Flint is a city with a high level of contempt, shame and a tremendous disinvestment. Most people want to move out than to move into Flint. Everybody feel helpless toward the issues of poverty which brings emotions of anger, depression, frustration and extreme stress which increase the cycle of abuse that is already high.
The entire system of the city lacks transparency, reliability, honesty, and life seems a series of victimhood events, one after another (please read the front page of the newspapers and the anonymous comments on such newspapers too.)
But what makes the system of the city of Flint difficult to change is that the feedback loop for correction is indirect, distant and broken. With unions and its collective bargaining power that protects is territories at all cost (example despite schools failing poor children), and with organizations that favor strong managing types like the strong Mayoral system, it feed passivity in the population. Their input is not valued, so they stop trying.
Corruption at all levels is the fast road of quick money and the instant gratification of a population that feels it does not have much to offer to the world.
Crime is a parallel economy that is justified as a viable solution between the poor, which feeds a criminal system that is high on incarceration and very low on results of re-education and re-integration of criminals to society.
So, it is my desire that the city 2.0 with is participatory and democratic nature infuses new energy of creative power to address all the challenges of cities like Flint. I invite everybody to choose Flint as the model from which solutions can be envisioned.

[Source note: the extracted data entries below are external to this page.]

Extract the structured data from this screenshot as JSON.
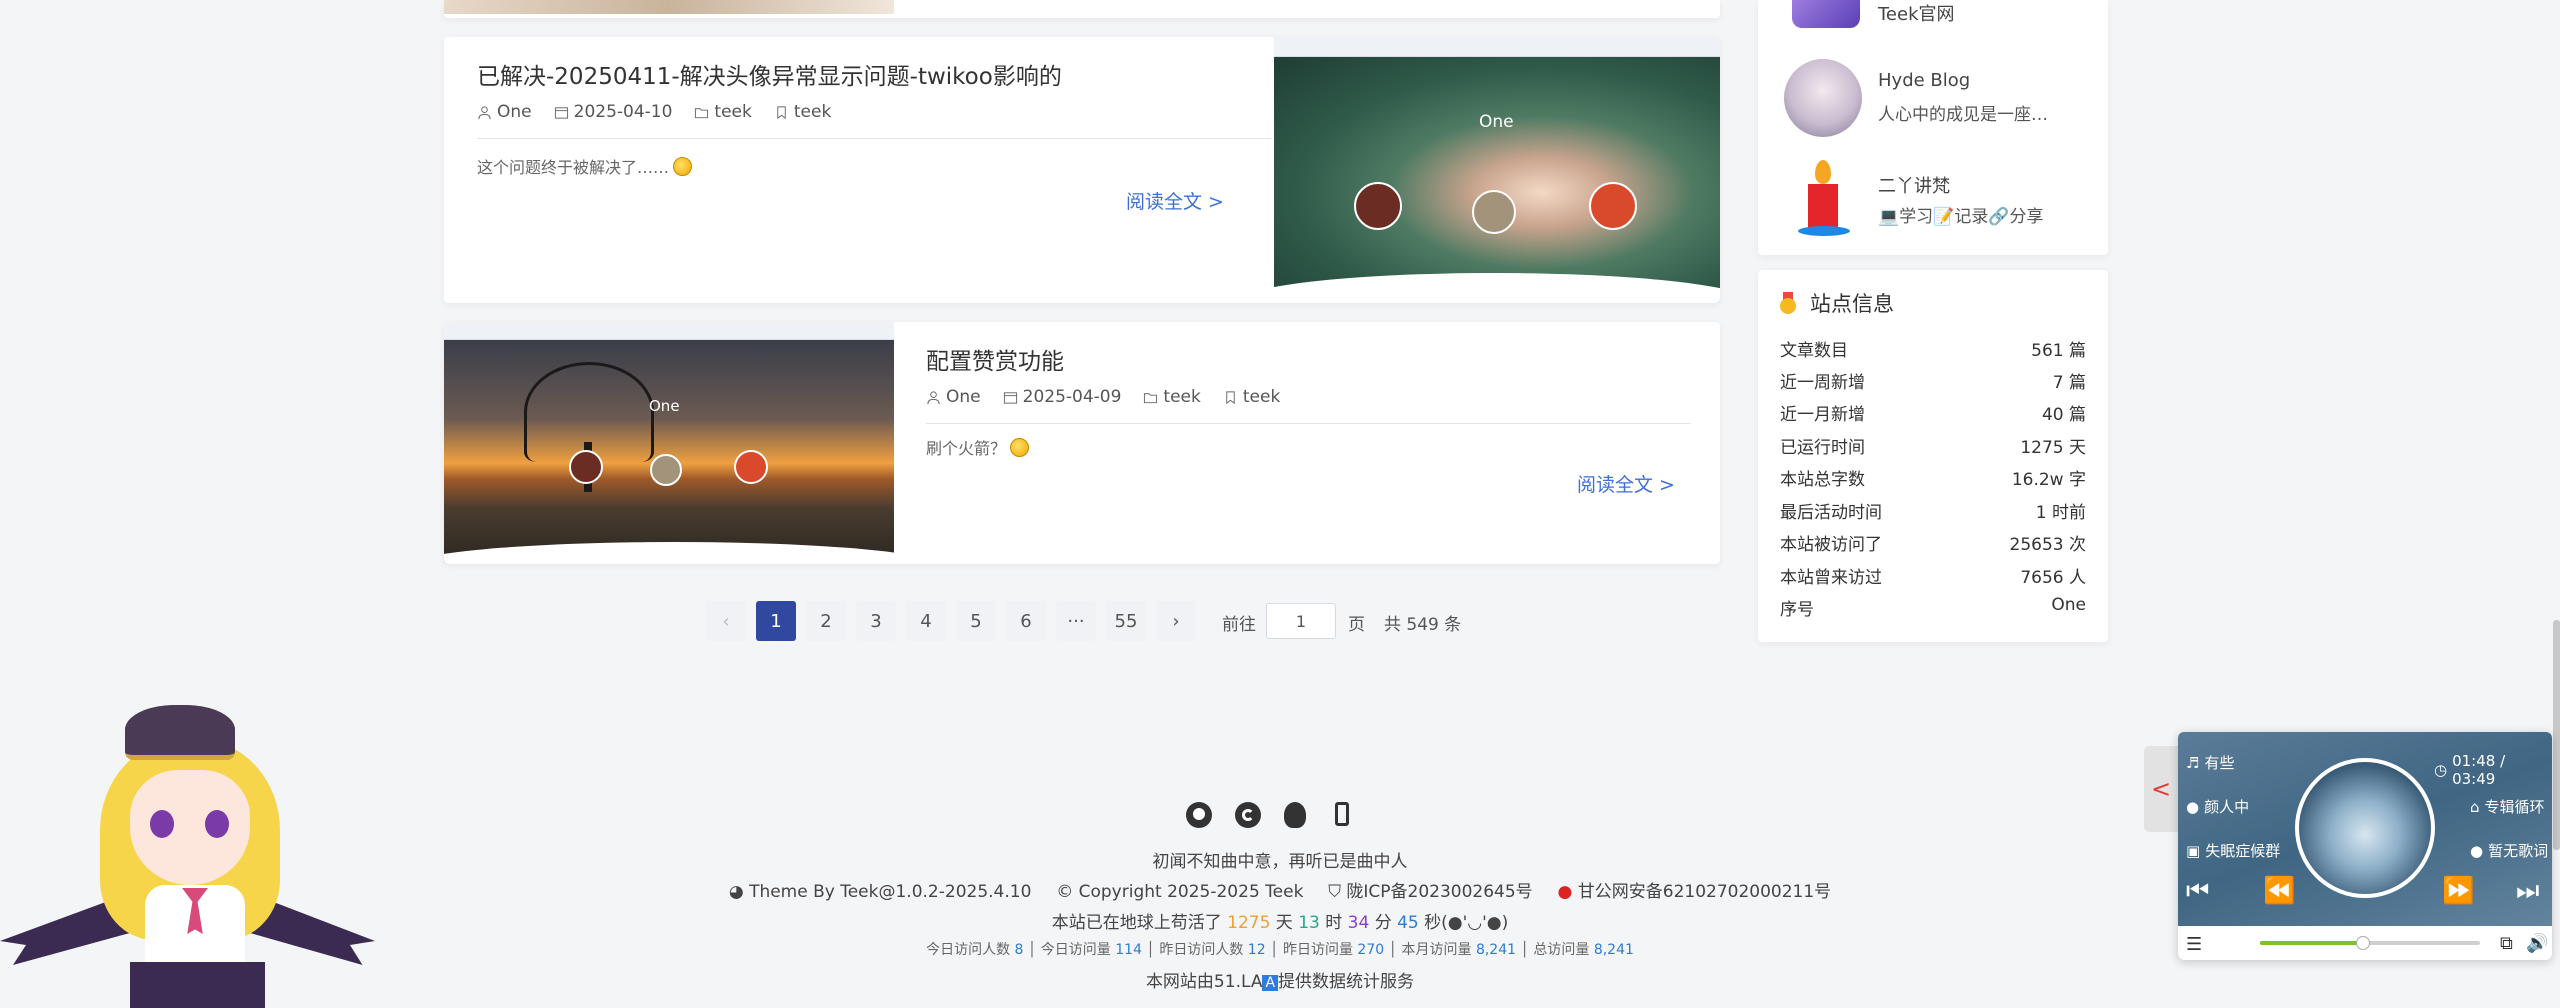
{
  "posts": [
    {
      "title": "已解决-20250411-解决头像异常显示问题-twikoo影响的",
      "author": "One",
      "date": "2025-04-10",
      "category": "teek",
      "tag": "teek",
      "excerpt": "这个问题终于被解决了……",
      "read_more": "阅读全文 >",
      "thumb_text": "One"
    },
    {
      "title": "配置赞赏功能",
      "author": "One",
      "date": "2025-04-09",
      "category": "teek",
      "tag": "teek",
      "excerpt": "刷个火箭？",
      "read_more": "阅读全文 >",
      "thumb_text": "One"
    }
  ],
  "pagination": {
    "pages": [
      "1",
      "2",
      "3",
      "4",
      "5",
      "6",
      "···",
      "55"
    ],
    "current": "1",
    "goto_label": "前往",
    "goto_value": "1",
    "page_unit": "页",
    "total": "共 549 条",
    "prev": "‹",
    "next": "›"
  },
  "friends": [
    {
      "name": "Teek官网",
      "desc": ""
    },
    {
      "name": "Hyde Blog",
      "desc": "人心中的成见是一座…"
    },
    {
      "name": "二丫讲梵",
      "desc": "💻学习📝记录🔗分享"
    }
  ],
  "site_info": {
    "title": "站点信息",
    "rows": [
      {
        "label": "文章数目",
        "value": "561 篇"
      },
      {
        "label": "近一周新增",
        "value": "7 篇"
      },
      {
        "label": "近一月新增",
        "value": "40 篇"
      },
      {
        "label": "已运行时间",
        "value": "1275 天"
      },
      {
        "label": "本站总字数",
        "value": "16.2w 字"
      },
      {
        "label": "最后活动时间",
        "value": "1 时前"
      },
      {
        "label": "本站被访问了",
        "value": "25653 次"
      },
      {
        "label": "本站曾来访过",
        "value": "7656 人"
      },
      {
        "label": "序号",
        "value": "One"
      }
    ]
  },
  "footer": {
    "motto": "初闻不知曲中意，再听已是曲中人",
    "theme": "Theme By Teek@1.0.2-2025.4.10",
    "copyright": "Copyright 2025-2025 Teek",
    "icp": "陇ICP备2023002645号",
    "police": "甘公网安备62102702000211号",
    "runtime_prefix": "本站已在地球上苟活了",
    "days": "1275",
    "days_unit": "天",
    "hours": "13",
    "hours_unit": "时",
    "minutes": "34",
    "minutes_unit": "分",
    "seconds": "45",
    "seconds_unit": "秒(●'◡'●)",
    "stats": [
      {
        "label": "今日访问人数",
        "value": "8"
      },
      {
        "label": "今日访问量",
        "value": "114"
      },
      {
        "label": "昨日访问人数",
        "value": "12"
      },
      {
        "label": "昨日访问量",
        "value": "270"
      },
      {
        "label": "本月访问量",
        "value": "8,241"
      },
      {
        "label": "总访问量",
        "value": "8,241"
      }
    ],
    "stats_provider": "本网站由51.LA",
    "stats_provider_badge": "A",
    "stats_provider_suffix": "提供数据统计服务"
  },
  "player": {
    "song": "有些",
    "artist": "颜人中",
    "album": "失眠症候群",
    "time": "01:48 / 03:49",
    "mode": "专辑循环",
    "lyrics": "暂无歌词",
    "progress": 0.47,
    "toggle": "<"
  },
  "colors": {
    "accent": "#3148a0",
    "link": "#3d6fd8",
    "days": "#f0a030",
    "hours": "#2aa58a",
    "minutes": "#8a3fd1",
    "seconds": "#2e7bd6"
  }
}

And with a new interface of participation- the city 2.0 could bring the best of the human transactions to bear fruits to a world that is getting smaller and more interconnected.
We are at a point on human civilization that we need to value each person as an active participant, a rich resource of knowledge, creativity and talent. A city 2.0 with its new way of understanding human interaction in a context of living together brings hope, respect and true democracy to places.
In the end, we human are social being that build cities to accommodate such needs. I hope the city 2.0 could accommodate such needs in a more justice way.
We could dream of a city where everybody feels included and listened and encouraged.